日本では、2003年5月に国書刊行会から第1版が出版されました。これは、むしろ日本では反ユダヤ主義がないため、それに縛られずこの本を見ることが出来るためだと思います。
ただ、そうだとしても、セリーヌの本は決して読みやすいものではなく、そんなに売れるとも思えないので、この出版社もよくセリーヌの作品集の翻訳を出してくれたと思います。
私がセリーヌを好きなのは、やさしい人だからです。
本当に、読んでいると切なくなります。
かつてよいと思って読んでいたアンドレ・ジイドは薄っぺらにみえるこの頃ですが、この「汚れた」「世に憎悪を放っている」セリーヌのやさしさが胸に迫ります。

それにしても、セリーヌがバレエファンだったとは。。。。
この本のバレエの脚本を読んで。妖精に恋してもその気持ちは伝わらない、と言われるけれど、妖精も人間に恋しているのかも知れず、そしてその気持ちが人間に伝わらないのかもしれない。お互いの思いが伝わらない、でもお互いに恋している。そんな風か。


2004/08/15 今日は Bagatelles pour Un Massacre を読み進む。

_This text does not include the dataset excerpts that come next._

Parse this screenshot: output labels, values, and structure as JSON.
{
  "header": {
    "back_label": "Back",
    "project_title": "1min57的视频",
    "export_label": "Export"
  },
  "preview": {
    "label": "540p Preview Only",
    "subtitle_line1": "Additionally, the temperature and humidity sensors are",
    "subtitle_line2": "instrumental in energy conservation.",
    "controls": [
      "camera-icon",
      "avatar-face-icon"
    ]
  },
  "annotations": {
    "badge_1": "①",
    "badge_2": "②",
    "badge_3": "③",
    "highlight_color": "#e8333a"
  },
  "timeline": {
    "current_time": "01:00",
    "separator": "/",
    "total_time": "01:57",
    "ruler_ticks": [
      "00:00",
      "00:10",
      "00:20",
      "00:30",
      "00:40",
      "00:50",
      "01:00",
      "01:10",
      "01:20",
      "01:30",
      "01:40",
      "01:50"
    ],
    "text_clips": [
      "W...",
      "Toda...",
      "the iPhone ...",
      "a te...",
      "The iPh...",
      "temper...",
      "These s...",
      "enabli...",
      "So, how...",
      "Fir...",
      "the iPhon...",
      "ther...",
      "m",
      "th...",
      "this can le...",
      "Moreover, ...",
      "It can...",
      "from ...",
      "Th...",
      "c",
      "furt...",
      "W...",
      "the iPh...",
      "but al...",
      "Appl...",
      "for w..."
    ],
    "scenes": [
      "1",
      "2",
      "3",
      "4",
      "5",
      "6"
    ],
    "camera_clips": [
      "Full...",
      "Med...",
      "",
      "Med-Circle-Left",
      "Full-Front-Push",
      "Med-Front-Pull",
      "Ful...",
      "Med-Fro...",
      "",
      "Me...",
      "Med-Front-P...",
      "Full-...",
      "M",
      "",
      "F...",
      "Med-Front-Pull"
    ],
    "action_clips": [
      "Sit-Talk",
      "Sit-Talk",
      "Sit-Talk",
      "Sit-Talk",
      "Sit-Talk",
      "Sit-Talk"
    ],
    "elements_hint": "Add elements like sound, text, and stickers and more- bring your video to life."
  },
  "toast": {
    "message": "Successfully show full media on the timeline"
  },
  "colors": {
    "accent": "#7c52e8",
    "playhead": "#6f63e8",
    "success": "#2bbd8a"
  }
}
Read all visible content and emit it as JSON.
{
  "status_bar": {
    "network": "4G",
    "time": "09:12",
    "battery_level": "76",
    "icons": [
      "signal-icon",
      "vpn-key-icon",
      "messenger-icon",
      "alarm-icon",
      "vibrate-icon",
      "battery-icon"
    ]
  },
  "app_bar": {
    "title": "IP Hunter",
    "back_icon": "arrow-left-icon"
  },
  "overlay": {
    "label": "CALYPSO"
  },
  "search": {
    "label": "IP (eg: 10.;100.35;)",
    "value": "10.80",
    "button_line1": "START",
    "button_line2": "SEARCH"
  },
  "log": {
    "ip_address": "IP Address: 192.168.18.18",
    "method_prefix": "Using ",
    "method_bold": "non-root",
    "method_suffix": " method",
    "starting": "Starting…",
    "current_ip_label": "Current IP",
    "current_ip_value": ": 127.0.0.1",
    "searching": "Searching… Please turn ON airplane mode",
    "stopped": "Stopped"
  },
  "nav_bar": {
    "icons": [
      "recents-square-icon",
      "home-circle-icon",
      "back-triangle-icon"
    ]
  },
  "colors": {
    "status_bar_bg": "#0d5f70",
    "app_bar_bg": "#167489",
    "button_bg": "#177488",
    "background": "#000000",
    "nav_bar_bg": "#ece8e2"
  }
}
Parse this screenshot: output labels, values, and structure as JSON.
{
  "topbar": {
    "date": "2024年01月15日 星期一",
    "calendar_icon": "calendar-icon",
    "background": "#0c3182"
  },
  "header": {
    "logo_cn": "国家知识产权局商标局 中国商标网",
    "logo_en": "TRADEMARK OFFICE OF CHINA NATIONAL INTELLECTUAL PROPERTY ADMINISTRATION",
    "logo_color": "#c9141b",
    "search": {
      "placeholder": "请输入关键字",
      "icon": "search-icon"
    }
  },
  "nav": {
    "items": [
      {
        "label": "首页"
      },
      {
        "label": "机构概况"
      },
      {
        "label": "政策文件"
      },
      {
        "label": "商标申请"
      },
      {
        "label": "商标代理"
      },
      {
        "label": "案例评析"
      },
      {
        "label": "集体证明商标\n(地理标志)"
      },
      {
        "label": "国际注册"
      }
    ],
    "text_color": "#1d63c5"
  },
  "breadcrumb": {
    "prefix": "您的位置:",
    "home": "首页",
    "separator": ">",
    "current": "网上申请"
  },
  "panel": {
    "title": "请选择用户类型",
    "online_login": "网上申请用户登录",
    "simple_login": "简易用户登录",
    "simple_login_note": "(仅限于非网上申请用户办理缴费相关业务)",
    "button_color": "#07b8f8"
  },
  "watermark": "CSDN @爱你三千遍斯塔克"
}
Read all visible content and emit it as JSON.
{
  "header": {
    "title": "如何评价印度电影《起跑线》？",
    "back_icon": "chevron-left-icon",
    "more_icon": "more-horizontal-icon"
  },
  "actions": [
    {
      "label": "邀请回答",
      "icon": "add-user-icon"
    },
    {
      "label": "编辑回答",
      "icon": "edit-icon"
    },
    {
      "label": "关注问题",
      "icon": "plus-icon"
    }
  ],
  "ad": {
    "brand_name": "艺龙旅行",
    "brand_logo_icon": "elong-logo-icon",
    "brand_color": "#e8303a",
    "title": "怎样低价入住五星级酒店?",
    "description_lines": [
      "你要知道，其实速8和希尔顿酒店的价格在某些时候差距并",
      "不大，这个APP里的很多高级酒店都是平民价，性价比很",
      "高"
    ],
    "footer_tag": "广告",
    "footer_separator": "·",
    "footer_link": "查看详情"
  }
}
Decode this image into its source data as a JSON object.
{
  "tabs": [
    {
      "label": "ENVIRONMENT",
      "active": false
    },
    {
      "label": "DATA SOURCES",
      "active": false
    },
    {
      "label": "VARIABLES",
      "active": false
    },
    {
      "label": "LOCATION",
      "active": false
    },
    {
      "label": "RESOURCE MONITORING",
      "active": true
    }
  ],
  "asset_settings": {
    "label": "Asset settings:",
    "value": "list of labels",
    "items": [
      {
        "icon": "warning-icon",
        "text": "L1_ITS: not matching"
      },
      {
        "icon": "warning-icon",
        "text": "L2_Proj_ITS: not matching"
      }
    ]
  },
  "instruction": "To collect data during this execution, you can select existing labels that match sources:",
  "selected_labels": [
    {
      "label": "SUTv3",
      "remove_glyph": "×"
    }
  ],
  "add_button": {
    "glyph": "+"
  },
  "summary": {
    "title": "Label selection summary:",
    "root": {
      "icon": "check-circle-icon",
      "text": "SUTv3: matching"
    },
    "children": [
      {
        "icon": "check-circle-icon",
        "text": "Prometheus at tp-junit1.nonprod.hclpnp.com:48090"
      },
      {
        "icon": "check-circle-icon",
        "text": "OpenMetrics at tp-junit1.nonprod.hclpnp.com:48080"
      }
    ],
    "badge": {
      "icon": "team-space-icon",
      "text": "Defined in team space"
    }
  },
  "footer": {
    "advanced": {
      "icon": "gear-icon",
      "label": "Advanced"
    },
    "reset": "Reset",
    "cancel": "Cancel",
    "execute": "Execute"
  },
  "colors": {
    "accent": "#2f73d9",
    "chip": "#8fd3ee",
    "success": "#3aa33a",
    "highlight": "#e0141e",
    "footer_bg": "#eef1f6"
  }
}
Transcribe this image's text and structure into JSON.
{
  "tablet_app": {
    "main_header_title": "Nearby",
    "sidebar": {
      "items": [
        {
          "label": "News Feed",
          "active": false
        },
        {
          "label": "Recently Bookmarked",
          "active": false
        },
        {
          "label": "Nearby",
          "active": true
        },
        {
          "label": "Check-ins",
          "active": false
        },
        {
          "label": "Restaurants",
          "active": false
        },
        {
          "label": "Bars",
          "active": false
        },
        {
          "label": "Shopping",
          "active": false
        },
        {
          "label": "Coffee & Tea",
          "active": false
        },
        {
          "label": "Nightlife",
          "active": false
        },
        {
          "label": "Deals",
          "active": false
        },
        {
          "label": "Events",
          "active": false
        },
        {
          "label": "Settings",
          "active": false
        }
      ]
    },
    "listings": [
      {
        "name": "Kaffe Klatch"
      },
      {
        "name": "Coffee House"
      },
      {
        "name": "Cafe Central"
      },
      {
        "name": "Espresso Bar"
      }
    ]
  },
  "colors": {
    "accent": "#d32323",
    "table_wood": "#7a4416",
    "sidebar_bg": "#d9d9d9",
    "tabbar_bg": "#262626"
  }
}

透徹した視線が辛いが、インチキがないので読んでいていて無用な引っかかりはない。しかし、確かにユダヤ人の人が読んだら不愉快に思うだろう。親しいユダヤの人、イスラエルの人の気持ちを思う。また、この書物について語るためには、冷徹な精神と知性が必要だ。自分でそうあるように努力するだけではなく、世界に向けてそうあることを示さなくてはならない。実存する対象を憎悪の対象とする書物は、特別の存在だ。自らがどのように存在し、生活し、行動しているかを明らかにする必要がある。すなわち、自らはそうした憎悪等に関与していない、ということを示す必要がある。セリーヌを読むということは、謂わば自分との戦いを賭けて行う行為だということか。セリーヌ自身は、自らの真情、必死で戦争を止めたいという気持ちを伝えようと、むしろ露悪的に、扇動的な表現として「ユダヤ人」という言葉を使った。その代償の高価なことは彼の生涯が示している。この本を訳した片山正樹さんは、1926年生まれというから、今年は68歳になるのだろうか。どのような方か、黄泉の生田耕作さんとの対話が洒落ている。お盆に読むにはふさわしい、ということか。